Chronique

Dungeon Family
Even in Darkness

Arista - 2001

Amitié, business et musique peuvent-ils cohabiter ? Il faut croire que oui. Preuve en est la Dungeon Family. Avec pour pierre angulaire OutKast et Goodie Mob, le crew réunit une bande de potes, tous originaires d’East Point, Atlanta. Si le duo Dre/Big Boi a vite connu le succès, les autres membres de la famille étaient jusqu’alors restés dans l’ombre du groupe, mais toujours présent sur les albums familiaux. Récemment, OutKast a d’ailleurs crée son propre label, Aquemini Records, dont les premières signatures sont Slimm Calhoun (« The skinny ») et Killer Mike.

A l’écoute de Even in Darkness, disque commun réunissant 14 artistes, il est clair que l’on assiste pas à une collaboration de circonstance. Cee-Lo, Big Rube, Sleepy, Ray, Rico, Mr DF, Gipp, Khujo, Backbone, T-Mo, Witchdoctor et Freddie Calhoun s’associent parfaitement à OutKast, sans qu’un artiste ne tire la couverture à lui. Certes, le duo est reconnaissable à chaque apparition, et la voix de Cee-Lo hypnotise dès l’ouverture de ‘Crooked Booty’ ( « I am puttin poetry into motion my addiction is overdosing on a natural high / Supplyin the soul with that unmistakinable mystical magical feelin that your money can’t buy« ), mais Even in Darkness est un véritable album, dense et sans temps mort.

Une fois de plus, l’imparable originalité du rap d’ATL fonctionne à merveille. L’énergie et la simplicité des instrus alliée à la puissance des refrains donnent à l’album une efficacité particulièrement jouissive : impossible de rester de marbre devant ‘Follow the light’, ‘Trans DF express’ et ‘6 minutes’, titres frais et légers qui ont la faculté rare de donner la pêche. Les instrus, toujours concoctées par Earthtone 3 et Organized Noize, restent dans la veine des sons de « Stankonia » : des beats lourds, des compositions entêtantes, et des samples parfois incongrus (dans ‘White Gutz’, on reconnaît la fameuse boucle utilisée dans ‘Too Late’ de Reflection Eternal, et dans ‘Riding in circles’ de APC).

Comme souvent dans les albums d’OutKast, c’est quand ils s’éloignent du rap « traditionnel » que les artistes de la Dungeon Family expriment pleinement leur différence et leur talent : les instrumentaux de ‘Excalibur’ rappellent les éclairs de génie qu’on trouvait dans Aquemini, avec un Cee-Lo qui s’affirme désormais comme un artiste majeur et unique, au moment de la sortie de son premier album solo. Mais LE chef d’œuvre de l’album est sans conteste ‘Rollin’’, bijou soul et langoureux porté par les chœurs déchirants de Sleepy Brown, Andre 3000 et Goodie Mob.

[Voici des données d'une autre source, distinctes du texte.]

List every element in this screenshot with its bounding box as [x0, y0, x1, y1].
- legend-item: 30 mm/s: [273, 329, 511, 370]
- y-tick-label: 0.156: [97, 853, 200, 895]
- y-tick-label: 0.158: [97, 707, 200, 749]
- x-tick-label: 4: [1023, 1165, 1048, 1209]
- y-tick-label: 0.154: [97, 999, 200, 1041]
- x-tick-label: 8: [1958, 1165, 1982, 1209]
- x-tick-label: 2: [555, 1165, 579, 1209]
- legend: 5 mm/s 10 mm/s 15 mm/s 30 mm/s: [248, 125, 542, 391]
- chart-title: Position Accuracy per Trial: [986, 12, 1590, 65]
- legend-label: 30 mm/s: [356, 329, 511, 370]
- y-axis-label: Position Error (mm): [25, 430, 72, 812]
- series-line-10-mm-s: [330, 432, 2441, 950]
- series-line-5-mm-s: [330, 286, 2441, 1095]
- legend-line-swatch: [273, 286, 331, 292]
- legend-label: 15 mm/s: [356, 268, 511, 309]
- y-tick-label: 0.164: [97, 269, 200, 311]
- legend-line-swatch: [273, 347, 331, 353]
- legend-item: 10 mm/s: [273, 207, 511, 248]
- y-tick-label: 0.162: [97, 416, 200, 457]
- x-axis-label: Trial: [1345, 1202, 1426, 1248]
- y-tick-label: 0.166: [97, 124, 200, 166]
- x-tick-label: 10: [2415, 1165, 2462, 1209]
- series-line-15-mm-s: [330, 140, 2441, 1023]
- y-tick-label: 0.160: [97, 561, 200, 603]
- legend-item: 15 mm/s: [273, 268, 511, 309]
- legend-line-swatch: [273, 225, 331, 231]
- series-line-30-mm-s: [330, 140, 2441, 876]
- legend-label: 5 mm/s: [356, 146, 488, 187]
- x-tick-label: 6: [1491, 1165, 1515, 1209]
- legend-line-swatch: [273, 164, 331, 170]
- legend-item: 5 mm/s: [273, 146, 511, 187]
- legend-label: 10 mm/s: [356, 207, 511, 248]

Dans son bouillonnement créatif, la famille du donjon se laisse parfois aller dans des prises de risque géniales ou insupportables, c’est selon. Les constructions baroques à la ‘BOB’ sont toujours présentes dans Even in darkness, et un auditoire bercé au rap académique peut vite saturer à l’écoute du beat tribal de ‘Crooked Booty’, du patchwork sonore de ‘On & on & on’ ou du bordel ambiant de ‘Emergency’. Mais par surprise, d’autres morceaux brillent par leur minimalisme, comme l’excellent ‘Forever pimpin’’, porté par une simple boucle de violons sacadée sur la rythmique.

L’empreinte d’OutKast plane sur Even in Darkness, on peut donc regretter le temps des samples reposants et des atmosphères envoûtantes qui planaient sur leurs anciens albums, bien que ‘Excalibur’ et ‘Rollin’’ s’inscrivent encore dans cette démarche. Mais il faut vivre avec son temps, et la Dungeon Family a eu la capacité de réussir son passage dans « l’ère électronique » sans diluer sa singularité. Marqué par des moments grandioses et des instants plus anecdotiques, Even in darkness n’est sans doute pas un album majeur, mais il s’écoute avec un réel bonheur, et se bonifie au fil des écoutes. C’est déjà beaucoup.